International career
- Years: Team / Apps / (Points)
- 2007–2008: England Saxons / 5 / (46)

= Ryan Lamb =

English rugby union player (born 1986)

Ryan Lamb (born 18 May 1986 in Gloucester) is an English former rugby union player who played at fly-half.

==Club career==
A former pupil of St Peter's High School, he made his professional debut in the European Challenge Cup quarter final against Brive in 2006 which Gloucester Rugby won comfortably. Lamb started in the subsequent final, as Gloucester defeated his future club, London Irish.

He became first choice at Fly-half for Gloucester Rugby as they topped the table during the 2006–07 Guinness Premiership and 2007–08 Guinness Premiership seasons. However, they were thwarted in the play-offs in both seasons by the Leicester Tigers.

Gloucester's continued failures in key games saw Dean Ryan lose faith in Lamb. He was dropped after Gloucester's home Heineken Cup defeat to Cardiff Blues in January 2009 amid concern that he failed to exercise sufficient control over games.

Lamb was released by Gloucester at the end of the 2008–09 season. Lamb signed for London Irish.

During the Guinness Premiership match between London Irish and Sale Sharks on 28 March 2010, Lamb successfully converted a penalty to take his points tally for that competition past the 500-mark.

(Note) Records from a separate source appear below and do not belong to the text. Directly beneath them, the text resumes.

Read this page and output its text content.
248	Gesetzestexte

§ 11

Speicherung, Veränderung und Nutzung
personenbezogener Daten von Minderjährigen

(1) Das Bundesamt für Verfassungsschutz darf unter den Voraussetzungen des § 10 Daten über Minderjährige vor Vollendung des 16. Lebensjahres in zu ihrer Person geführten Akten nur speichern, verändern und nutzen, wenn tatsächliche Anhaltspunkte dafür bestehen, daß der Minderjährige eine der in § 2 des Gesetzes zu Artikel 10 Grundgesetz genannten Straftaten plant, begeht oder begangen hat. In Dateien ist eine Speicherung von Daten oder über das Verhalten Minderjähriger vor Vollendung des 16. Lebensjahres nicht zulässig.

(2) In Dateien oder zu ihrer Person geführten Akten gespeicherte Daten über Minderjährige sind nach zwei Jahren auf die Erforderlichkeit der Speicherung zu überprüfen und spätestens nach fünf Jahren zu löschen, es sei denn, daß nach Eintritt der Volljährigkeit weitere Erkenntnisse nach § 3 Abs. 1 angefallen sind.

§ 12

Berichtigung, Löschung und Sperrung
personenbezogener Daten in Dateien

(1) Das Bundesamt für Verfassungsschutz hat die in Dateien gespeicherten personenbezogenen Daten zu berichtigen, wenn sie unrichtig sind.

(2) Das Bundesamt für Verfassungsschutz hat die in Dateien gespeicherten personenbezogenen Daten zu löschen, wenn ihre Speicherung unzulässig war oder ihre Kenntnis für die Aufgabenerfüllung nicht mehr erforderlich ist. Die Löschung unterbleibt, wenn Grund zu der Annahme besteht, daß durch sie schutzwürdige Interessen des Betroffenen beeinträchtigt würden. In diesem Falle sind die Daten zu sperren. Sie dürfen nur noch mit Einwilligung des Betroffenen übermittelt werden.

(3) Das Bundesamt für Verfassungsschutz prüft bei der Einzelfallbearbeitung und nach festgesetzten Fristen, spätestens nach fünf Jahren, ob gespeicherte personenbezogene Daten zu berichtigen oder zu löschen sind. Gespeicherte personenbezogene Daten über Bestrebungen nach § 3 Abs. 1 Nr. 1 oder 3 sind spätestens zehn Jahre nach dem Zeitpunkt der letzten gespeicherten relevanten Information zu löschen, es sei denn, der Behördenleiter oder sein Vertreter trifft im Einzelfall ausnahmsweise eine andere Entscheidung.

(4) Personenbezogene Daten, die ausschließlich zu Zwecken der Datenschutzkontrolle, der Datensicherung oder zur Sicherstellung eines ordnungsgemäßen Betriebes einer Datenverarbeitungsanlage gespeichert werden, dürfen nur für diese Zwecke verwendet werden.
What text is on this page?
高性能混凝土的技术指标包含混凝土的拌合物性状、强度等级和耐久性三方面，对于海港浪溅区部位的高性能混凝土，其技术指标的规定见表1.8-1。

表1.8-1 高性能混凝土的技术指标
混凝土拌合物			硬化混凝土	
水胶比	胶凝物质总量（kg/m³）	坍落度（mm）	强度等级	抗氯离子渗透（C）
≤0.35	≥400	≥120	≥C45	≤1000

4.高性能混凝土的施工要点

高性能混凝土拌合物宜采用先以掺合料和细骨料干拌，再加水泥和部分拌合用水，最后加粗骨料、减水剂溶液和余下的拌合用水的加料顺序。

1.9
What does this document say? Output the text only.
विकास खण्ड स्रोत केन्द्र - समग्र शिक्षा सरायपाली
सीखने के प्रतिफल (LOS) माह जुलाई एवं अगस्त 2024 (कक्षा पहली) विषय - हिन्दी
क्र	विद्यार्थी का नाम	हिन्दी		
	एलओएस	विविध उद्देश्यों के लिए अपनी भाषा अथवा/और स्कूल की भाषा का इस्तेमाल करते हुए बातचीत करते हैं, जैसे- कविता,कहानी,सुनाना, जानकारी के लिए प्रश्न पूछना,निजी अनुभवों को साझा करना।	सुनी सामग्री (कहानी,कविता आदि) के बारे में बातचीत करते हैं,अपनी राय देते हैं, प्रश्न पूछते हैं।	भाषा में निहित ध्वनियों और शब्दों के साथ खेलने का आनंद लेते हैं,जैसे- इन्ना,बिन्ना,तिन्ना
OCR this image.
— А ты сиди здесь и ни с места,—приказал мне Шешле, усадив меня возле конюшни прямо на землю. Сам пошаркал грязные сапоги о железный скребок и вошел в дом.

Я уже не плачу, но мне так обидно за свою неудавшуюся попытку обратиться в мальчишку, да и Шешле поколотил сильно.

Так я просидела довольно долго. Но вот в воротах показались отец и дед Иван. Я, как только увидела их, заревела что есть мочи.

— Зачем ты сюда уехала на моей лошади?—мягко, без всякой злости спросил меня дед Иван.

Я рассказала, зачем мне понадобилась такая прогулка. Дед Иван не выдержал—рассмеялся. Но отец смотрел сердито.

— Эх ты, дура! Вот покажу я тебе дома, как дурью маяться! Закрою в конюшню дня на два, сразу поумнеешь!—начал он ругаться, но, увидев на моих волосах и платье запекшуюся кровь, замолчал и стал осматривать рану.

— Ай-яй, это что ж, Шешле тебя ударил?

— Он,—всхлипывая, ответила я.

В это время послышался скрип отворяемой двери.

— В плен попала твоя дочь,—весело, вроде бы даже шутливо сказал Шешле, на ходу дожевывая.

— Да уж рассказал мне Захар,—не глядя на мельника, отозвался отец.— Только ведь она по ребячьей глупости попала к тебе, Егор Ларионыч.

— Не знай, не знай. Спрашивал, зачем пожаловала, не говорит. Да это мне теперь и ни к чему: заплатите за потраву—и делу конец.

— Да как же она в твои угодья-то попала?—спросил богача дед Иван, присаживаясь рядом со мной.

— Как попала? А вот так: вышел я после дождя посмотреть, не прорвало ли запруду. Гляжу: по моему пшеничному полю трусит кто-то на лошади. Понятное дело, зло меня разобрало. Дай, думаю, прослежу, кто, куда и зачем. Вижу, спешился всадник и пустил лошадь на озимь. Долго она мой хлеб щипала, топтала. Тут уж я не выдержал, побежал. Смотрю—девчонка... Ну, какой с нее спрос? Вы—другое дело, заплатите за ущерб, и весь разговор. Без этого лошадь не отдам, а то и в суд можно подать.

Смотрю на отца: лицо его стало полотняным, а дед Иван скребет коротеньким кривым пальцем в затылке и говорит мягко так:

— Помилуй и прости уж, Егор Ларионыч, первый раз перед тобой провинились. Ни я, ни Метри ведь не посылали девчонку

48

On 24 March 2011, he signed a contract that took him to Northampton Saints for the 2011/12 season. On 20 February 2013, Lamb would leave Northampton Saints to join Leicester Tigers for the 2013/14 season. However, on 10 February 2014, Lamb left Leicester Tigers after seven months to join with Worcester Warriors with immediate effect, where he rejoined Director of Rugby Dean Ryan at the Sixways Stadium. He scored the winning conversion as Worcester were promoted back to the Aviva Premiership for the 2015–2016 season, beating Bristol 59–58 on aggregate.

On 19 May 2017, Lamb left Worcester for France, joining the Top 14 club La Rochelle on a two-year deal ahead of the 2017–18 season. On 20 September 2019, Lamb returns to the UK to join Welsh region Scarlets in the Pro14 as cover during the 2019 Rugby World Cup. Following his stint with Wales, Lamb announces his retirement from professional rugby with immediate effect.

==International career==
In 2006, Lamb represented England at the IRB U21 World Championship. He debuted for the England Saxons on his 21st birthday against the USA at the 2007 Churchill Cup. Lamb was also part of the Saxons side that defeated Ireland A on 1 February 2008 and competed at the 2008 Churchill Cup, which the Saxons won.

==Personal life==
Lamb was arrested in the early hours of 1 March 2009 outside Subtone, a nightclub in Cheltenham. Lamb was charged with assault, and was later fined for the incident.

On 9 May 2010, Lamb was hit in the face with a bottle after an altercation involving fellow London Irish players and supporters of Chelsea Football Club in Clapham. He was taken to hospital but was not seriously injured.

==Coaching career==
Following his retirement, Lamb returns to his hometown of Gloucester where he became the new Backs and Attack coach for Hartpury University who compete in the RFU Championship.

More recently, Lamb has been sharing his vast experience as backs coach at National League One club Plymouth Albion. Alongside another former professional Damien Welch, Lamb has been responsible for developing a new squad during COVID times at the Brickfields-based club.